Reflections on CES
Over 150,000 attendees.
Over 2,500 exhibitors.
We'll try to do the math.
By Joe Paone
This year's Consumer Electronics Show (CES), which ran January 5 to 8 in Las Vegas, was—of no surprise to anyone—the largest CES to date. Projections originally called for about 130,000 attendees, but the Consumer Electronics Association (CEA) reported after the show that more than 150,000 people attended this year.
CES truly has become one of those rare events that provides so many options and opportunities for learning and relationship-building that attendees owe it to themselves to carefully plot their show strategies and schedules, lest they become overwhelmed by all of the options available and everyone else's busy schedules when they arrive in Las Vegas and squander valuable time.
The Consumer Technology Publishing Group, publisher of Custom Retailer, took a sizable number of reporters and editors to the show and all of us agreed that while we accumulated a boatload of information and insight, we didn't feel we scratched the surface of what was at the show, and we couldn't believe anyone else did, either.
Just navigating one vendor's booth, in many cases, required a substantial investment in time. Companies like LG, Sony, Panasonic, Sharp and Samsung (25,000 square feet!) operated booths that were truly experiences unto themselves.
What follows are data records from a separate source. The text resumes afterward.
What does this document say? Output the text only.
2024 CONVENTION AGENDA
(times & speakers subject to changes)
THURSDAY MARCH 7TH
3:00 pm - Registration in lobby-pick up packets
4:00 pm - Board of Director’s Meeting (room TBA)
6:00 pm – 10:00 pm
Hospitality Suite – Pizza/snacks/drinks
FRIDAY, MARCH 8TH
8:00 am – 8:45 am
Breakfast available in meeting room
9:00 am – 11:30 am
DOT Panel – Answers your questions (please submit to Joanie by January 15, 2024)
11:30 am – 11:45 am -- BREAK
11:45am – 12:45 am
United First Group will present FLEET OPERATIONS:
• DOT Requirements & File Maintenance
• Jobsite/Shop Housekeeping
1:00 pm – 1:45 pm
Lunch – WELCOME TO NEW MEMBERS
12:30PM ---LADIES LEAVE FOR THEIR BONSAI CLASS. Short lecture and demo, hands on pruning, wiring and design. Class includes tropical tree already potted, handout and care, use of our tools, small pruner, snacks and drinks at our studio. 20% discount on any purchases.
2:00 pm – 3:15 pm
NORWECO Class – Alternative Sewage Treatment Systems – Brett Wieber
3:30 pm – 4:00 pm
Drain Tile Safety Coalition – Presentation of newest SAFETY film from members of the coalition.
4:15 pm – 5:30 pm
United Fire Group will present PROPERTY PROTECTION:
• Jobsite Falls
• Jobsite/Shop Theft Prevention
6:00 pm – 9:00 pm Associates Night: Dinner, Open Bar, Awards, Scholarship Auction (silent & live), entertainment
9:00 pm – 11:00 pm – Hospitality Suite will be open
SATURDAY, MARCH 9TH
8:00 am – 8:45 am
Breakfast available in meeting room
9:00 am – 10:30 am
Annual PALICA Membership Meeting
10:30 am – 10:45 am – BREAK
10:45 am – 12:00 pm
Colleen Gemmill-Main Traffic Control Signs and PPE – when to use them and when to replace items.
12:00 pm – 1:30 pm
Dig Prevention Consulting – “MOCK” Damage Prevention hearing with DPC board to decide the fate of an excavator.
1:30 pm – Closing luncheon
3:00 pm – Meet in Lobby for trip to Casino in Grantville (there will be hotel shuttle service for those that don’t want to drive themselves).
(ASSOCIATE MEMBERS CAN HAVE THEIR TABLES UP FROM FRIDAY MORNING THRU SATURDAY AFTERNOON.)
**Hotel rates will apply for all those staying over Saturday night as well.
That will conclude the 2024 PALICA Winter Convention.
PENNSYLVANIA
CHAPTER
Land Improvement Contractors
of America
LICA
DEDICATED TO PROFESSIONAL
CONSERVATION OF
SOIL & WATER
But in the midst of all the hustle and bustle of the crowds and the brash, in-your-face, sensory-overloading vibe of CES, there were some brief and welcome oases of sanity that reminded show veterans of a simpler time. When we ducked into loudspeaker manufacturer Definitive Technology's booth, for example, we found a steady stream of happy dealers taking a load off, sitting down for a while and just listening to the vendor's latest offerings in an uncluttered, relaxed environment. Company President and Founder Sandy Gross calmly and fondly greeted his dealers and accepted cordial congratulations on his company's latest achievements.